For more complex problems with multiple solutions, “Tree-of-Thought (ToT) Prompting” is developed by researchers from Princeton University and Google’s DeepMind. The ToT organizes prompts in a decision tree fashion, allowing AI to explore different approaches and come up with creative solutions.

Microsoft’s “Algorithm of Thoughts (AoT)” takes it a step further, enabling AI to reason and solve math problems like humans. AoT is efficient, streamlining the thinking process within a single context, unlike other methods that require numerous queries.

Empowering Generative AI to Utilize External Tools

One exciting frontier in Generative AI is enabling these AI systems to use external tools. Researchers from Meta have taken a significant step in this direction by introducing “Toolformer,” a language model. This model is designed to independently use external tools like search engines and calculators, all without requiring extensive human guidance.

Furthermore, a collaborative effort between researchers from UC Berkeley and Microsoft Research has expanded the capabilities of Large Language Models (LLMs). They’ve created a model called “Gorilla” which builds upon LLaMa, an open-source language model from Meta. Gorilla is fine-tuned to interact with a wide range of tools through API calls, which opens up new possibilities for integrating AI with various software and platforms.

This approach is reinforced by the creation of the “APIBench dataset,” which encompasses a diverse collection of API calls from platforms such as HuggingFace, TorchHub, and TensorHub. This development is shaping the future of Generative AI, making it even more versatile and capable of utilizing external resources.

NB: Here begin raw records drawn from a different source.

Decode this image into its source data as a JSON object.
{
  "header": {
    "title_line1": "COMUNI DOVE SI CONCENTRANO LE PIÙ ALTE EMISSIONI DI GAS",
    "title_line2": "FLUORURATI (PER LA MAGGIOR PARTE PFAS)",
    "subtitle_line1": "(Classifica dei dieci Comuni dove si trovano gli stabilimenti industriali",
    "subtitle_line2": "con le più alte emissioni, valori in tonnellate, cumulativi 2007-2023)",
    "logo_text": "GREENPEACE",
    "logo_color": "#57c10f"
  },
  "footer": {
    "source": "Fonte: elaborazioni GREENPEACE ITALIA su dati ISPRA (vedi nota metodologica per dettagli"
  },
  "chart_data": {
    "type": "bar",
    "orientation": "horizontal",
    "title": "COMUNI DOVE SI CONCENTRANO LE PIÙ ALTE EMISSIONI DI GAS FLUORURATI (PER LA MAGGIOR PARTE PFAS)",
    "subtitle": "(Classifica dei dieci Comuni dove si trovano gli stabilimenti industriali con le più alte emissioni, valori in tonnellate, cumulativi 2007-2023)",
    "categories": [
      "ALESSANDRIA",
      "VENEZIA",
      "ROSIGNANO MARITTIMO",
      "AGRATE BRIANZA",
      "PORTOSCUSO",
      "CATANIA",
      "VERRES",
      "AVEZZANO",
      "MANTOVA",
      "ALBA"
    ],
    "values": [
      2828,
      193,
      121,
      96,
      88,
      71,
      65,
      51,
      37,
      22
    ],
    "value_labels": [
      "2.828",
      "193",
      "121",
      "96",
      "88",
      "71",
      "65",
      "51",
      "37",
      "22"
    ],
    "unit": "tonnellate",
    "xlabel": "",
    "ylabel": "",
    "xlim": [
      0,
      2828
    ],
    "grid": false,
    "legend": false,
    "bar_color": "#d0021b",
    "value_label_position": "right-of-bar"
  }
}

Empowering Generative AI to Follow Instructions

Generative AI language models are not primarily designed to follow instructions. Their initial training revolves around predicting the next word in the text, which is quite different from the goal of having them follow user instructions. However, the field of Generative AI is rapidly advancing in this direction.

One effective method gaining traction is “reinforcement learning from human feedback (RLHF)” where a pretrained language model is guided to follow human instructions based on human feedback. An example of this approach is “InstructGPT,” a fine-tuned GPT model designed explicitly to follow human instructions.

Another noteworthy development is the study on “In-Context Instruction Learning,” which employs in-context learning techniques to enhance language models’ ability to follow instructions. Although this study primarily focuses on specific tasks, it demonstrates how instruction-based training can significantly improve the alignment between human intention and AI behavior.

The Bottom Line

The journey from Generative AI to Interactive AI is marked by significant advancements in equipping AI systems with the ability to plan, problem-solve, utilize external tools, and follow instructions.

As we continue to break down the language barriers between different technologies and domains, Interactive AI is poised to revolutionize how we interact with and leverage AI-driven systems.

The interdisciplinary efforts of researchers and technologists are driving us closer to a future where AI can seamlessly orchestrate complex tasks, becoming more than just interpreters and evolving into strategic geniuses that empower us in unprecedented ways.